J.M. : Au Lab’IA Loire Valley, on accompagne des entreprises de toutes tailles, depuis la start-up jusqu'aux grands groupes. Mais il y a différents axes de travail. Tout d'abord, un axe de sensibilisation : comprendre de quoi il s'agit, quels en sont les enjeux, les limites. On a aussi une notion de formation, c'est à dire faire monter en compétence les personnes au sein des entreprises pour qu'elles puissent s'approprier l'usage des données. Et puis il y a un axe d'accompagnement et de réalisation de projets. Les entreprises sont intéressées puisque l'intelligence artificielle est un mot à la mode depuis quelques années. Elles voient parfois un peu ce qu’elles pourraient en faire, mais l'appliquer directement sur un cas d'usage métier, comme on dit, peut poser question, donc on les accompagne.
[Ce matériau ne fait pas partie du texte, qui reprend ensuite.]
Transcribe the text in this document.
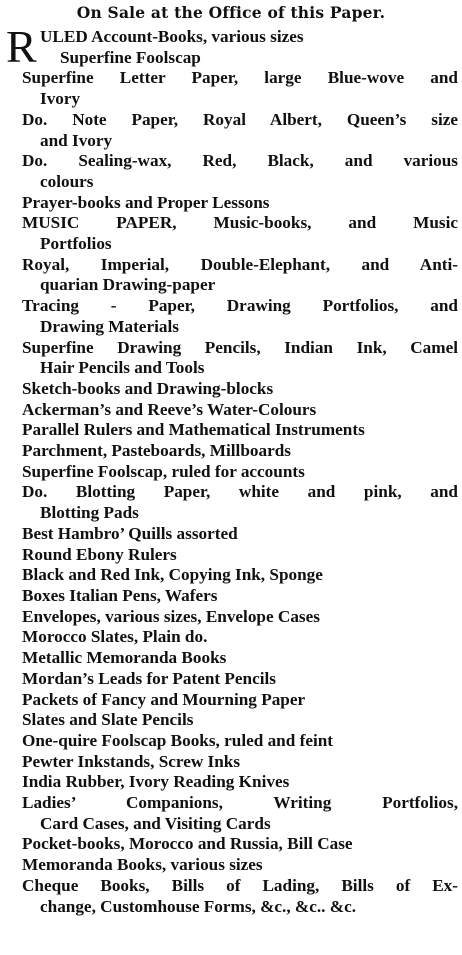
On Sale at the Office of this Paper.
R ULED Account-Books, various sizes
Superfine Foolscap
Superfine Letter Paper, large Blue-wove and
Ivory
Do. Note Paper, Royal Albert, Queen’s size
and Ivory
Do. Sealing-wax, Red, Black, and various
colours
Prayer-books and Proper Lessons
MUSIC PAPER, Music-books, and Music
Portfolios
Royal, Imperial, Double-Elephant, and Anti-
quarian Drawing-paper
Tracing - Paper, Drawing Portfolios, and
Drawing Materials
Superfine Drawing Pencils, Indian Ink, Camel
Hair Pencils and Tools
Sketch-books and Drawing-blocks
Ackerman’s and Reeve’s Water-Colours
Parallel Rulers and Mathematical Instruments
Parchment, Pasteboards, Millboards
Superfine Foolscap, ruled for accounts
Do. Blotting Paper, white and pink, and
Blotting Pads
Best Hambro’ Quills assorted
Round Ebony Rulers
Black and Red Ink, Copying Ink, Sponge
Boxes Italian Pens, Wafers
Envelopes, various sizes, Envelope Cases
Morocco Slates, Plain do.
Metallic Memoranda Books
Mordan’s Leads for Patent Pencils
Packets of Fancy and Mourning Paper
Slates and Slate Pencils
One-quire Foolscap Books, ruled and feint
Pewter Inkstands, Screw Inks
India Rubber, Ivory Reading Knives
Ladies’ Companions, Writing Portfolios,
Card Cases, and Visiting Cards
Pocket-books, Morocco and Russia, Bill Case
Memoranda Books, various sizes
Cheque Books, Bills of Lading, Bills of Ex-
change, Customhouse Forms, &c., &c.. &c.
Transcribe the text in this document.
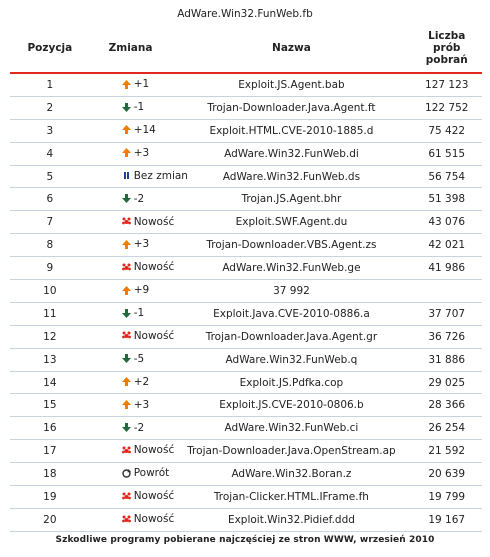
AdWare.Win32.FunWeb.fb
Pozycja	Zmiana	Nazwa	Liczba
prób
pobrań
1	+1	Exploit.JS.Agent.bab	127 123
2	-1	Trojan-Downloader.Java.Agent.ft	122 752
3	+14	Exploit.HTML.CVE-2010-1885.d	75 422
4	+3	AdWare.Win32.FunWeb.di	61 515
5	Bez zmian	AdWare.Win32.FunWeb.ds	56 754
6	-2	Trojan.JS.Agent.bhr	51 398
7	Nowość	Exploit.SWF.Agent.du	43 076
8	+3	Trojan-Downloader.VBS.Agent.zs	42 021
9	Nowość	AdWare.Win32.FunWeb.ge	41 986
10	+9	37 992	
11	-1	Exploit.Java.CVE-2010-0886.a	37 707
12	Nowość	Trojan-Downloader.Java.Agent.gr	36 726
13	-5	AdWare.Win32.FunWeb.q	31 886
14	+2	Exploit.JS.Pdfka.cop	29 025
15	+3	Exploit.JS.CVE-2010-0806.b	28 366
16	-2	AdWare.Win32.FunWeb.ci	26 254
17	Nowość	Trojan-Downloader.Java.OpenStream.ap	21 592
18	Powrót	AdWare.Win32.Boran.z	20 639
19	Nowość	Trojan-Clicker.HTML.IFrame.fh	19 799
20	Nowość	Exploit.Win32.Pidief.ddd	19 167
Szkodliwe programy pobierane najczęściej ze stron WWW, wrzesień 2010
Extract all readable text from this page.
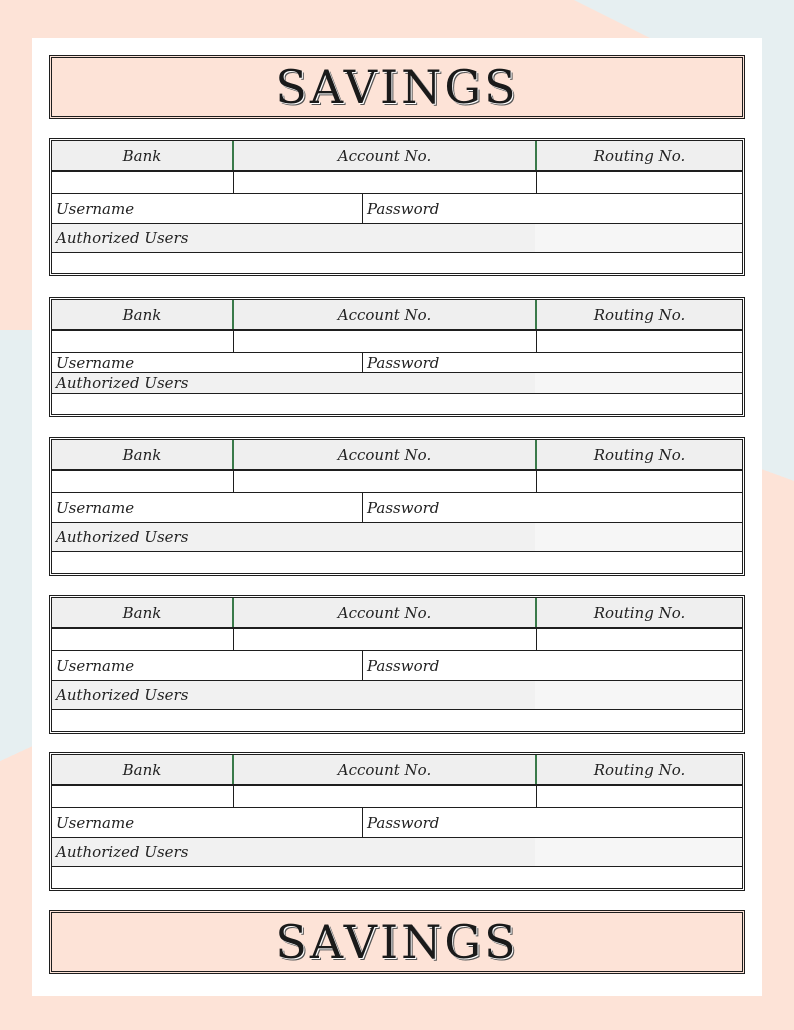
SAVINGS
Bank	Account No.	Routing No.
Username	Password
Authorized Users
Bank	Account No.	Routing No.
Username	Password
Authorized Users
Bank	Account No.	Routing No.
Username	Password
Authorized Users
Bank	Account No.	Routing No.
Username	Password
Authorized Users
Bank	Account No.	Routing No.
Username	Password
Authorized Users
SAVINGS
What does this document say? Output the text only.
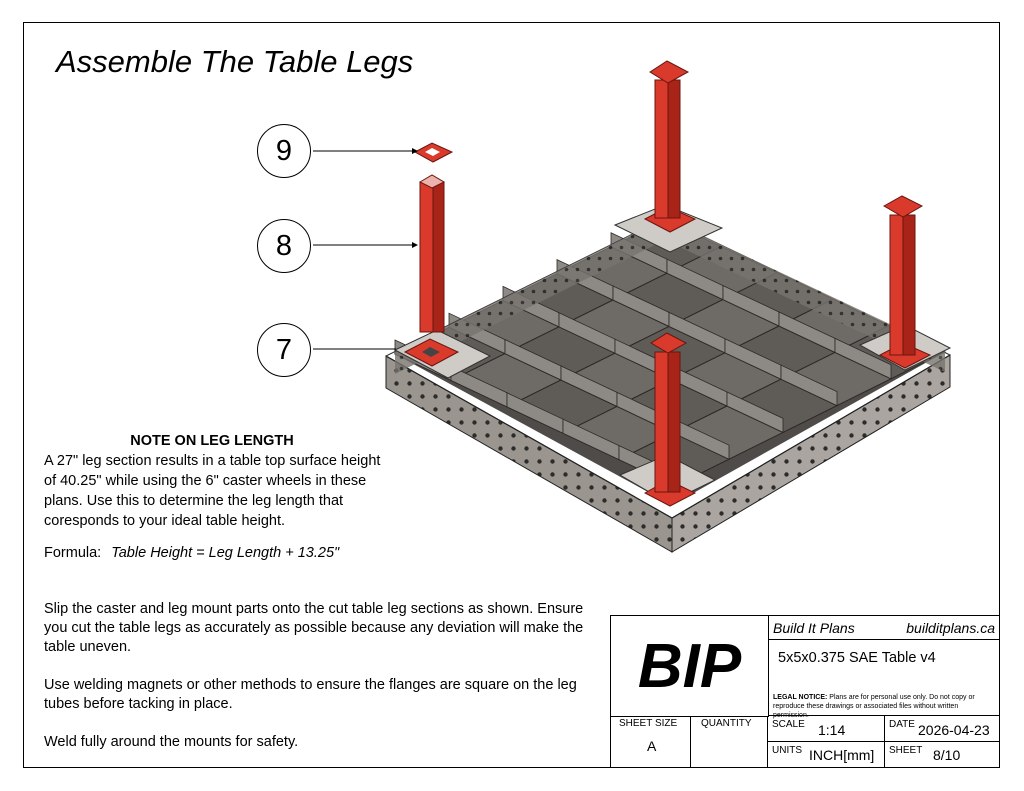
Assemble The Table Legs
9
8
7
NOTE ON LEG LENGTH
A 27" leg section results in a table top surface height of 40.25" while using the 6" caster wheels in these plans. Use this to determine the leg length that coresponds to your ideal table height.
Formula: Table Height = Leg Length + 13.25"
Slip the caster and leg mount parts onto the cut table leg sections as shown. Ensure you cut the table legs as accurately as possible because any deviation will make the table uneven.
Use welding magnets or other methods to ensure the flanges are square on the leg tubes before tacking in place.
Weld fully around the mounts for safety.
BIP
Build It Plans	builditplans.ca
5x5x0.375 SAE Table v4
LEGAL NOTICE: Plans are for personal use only. Do not copy or reproduce these drawings or associated files without written permission.
SHEET SIZE
A
QUANTITY SCALE 1:14	DATE 2026-04-23
UNITS INCH[mm] SHEET 8/10
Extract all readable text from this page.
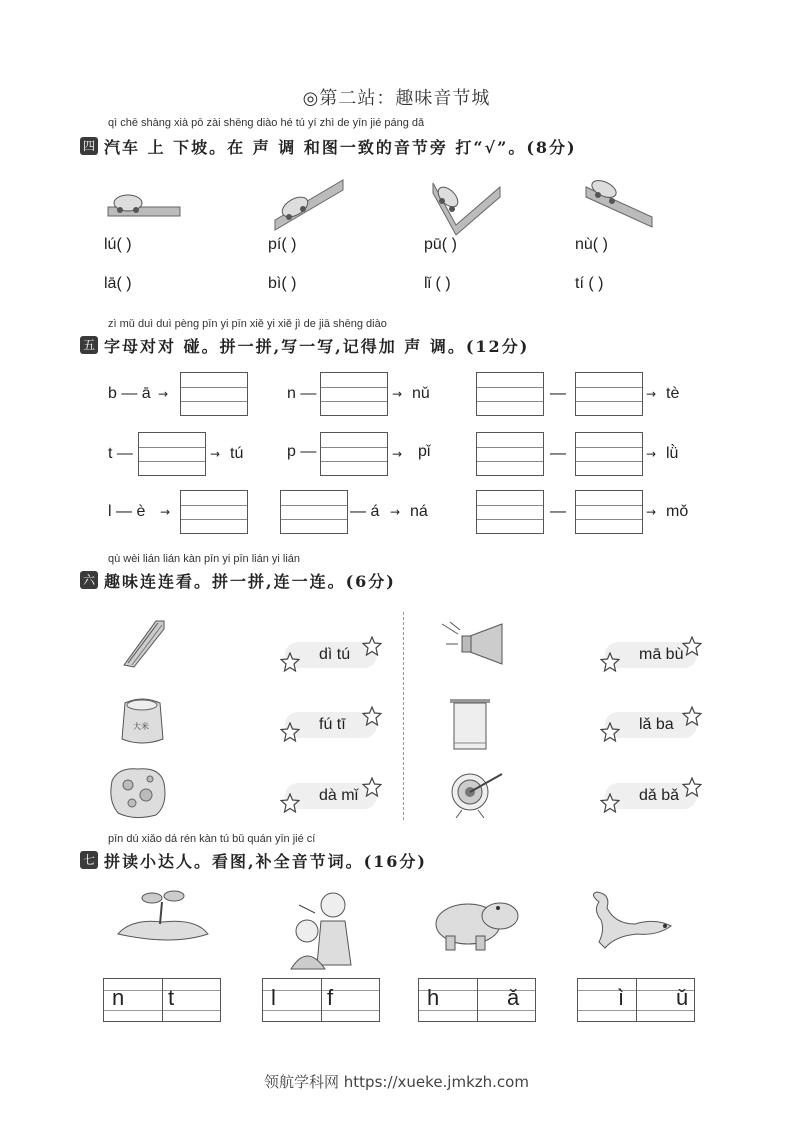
◎第二站：趣味音节城
qì chē shàng xià pō zài shēng diào hé tú yí zhì de yīn jié páng dǎ
四 汽车 上 下坡。在 声 调 和图一致的音节旁 打“√”。(8分)
lú( )	pí( )	pū( )	nù( )
lā( )	bì( )	lǐ ( )	tí ( )
zì mǔ duì duì pèng pīn yi pīn xiě yi xiě jì de jiā shēng diào
五 字母对对 碰。拼一拼,写一写,记得加 声 调。(12分)
b — ā →	n —	→ nǔ	—	→ tè
t —	→ tú	p —	→ pǐ	—	→ lǜ
l — è →	— á → ná	—	→ mǒ
qù wèi lián lián kàn pīn yi pīn lián yi lián
六 趣味连连看。拼一拼,连一连。(6分)
大米
dì tú
fú tī
dà mǐ
mā bù
lǎ ba
dǎ bǎ
pīn dú xiǎo dá rén kàn tú bǔ quán yīn jié cí
七 拼读小达人。看图,补全音节词。(16分)
n t	l f	h	ǎ	ì ǔ
领航学科网 https://xueke.jmkzh.com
D’autres ont déjà une bonne idée de ce qu'elles voudraient faire et on accompagne à un niveau un peu plus élevé. Mais en tout cas, pour les entreprises qui arrivent ne sachant pas trop quoi faire de leurs données, on est toujours sur cette vision : d'abord, on voit ; ensuite, on essaye de comprendre un indicateur qu'on a identifié ; et puis enfin on essaye d'adapter en fonction de la question qui est posée, du besoin de l'entreprise.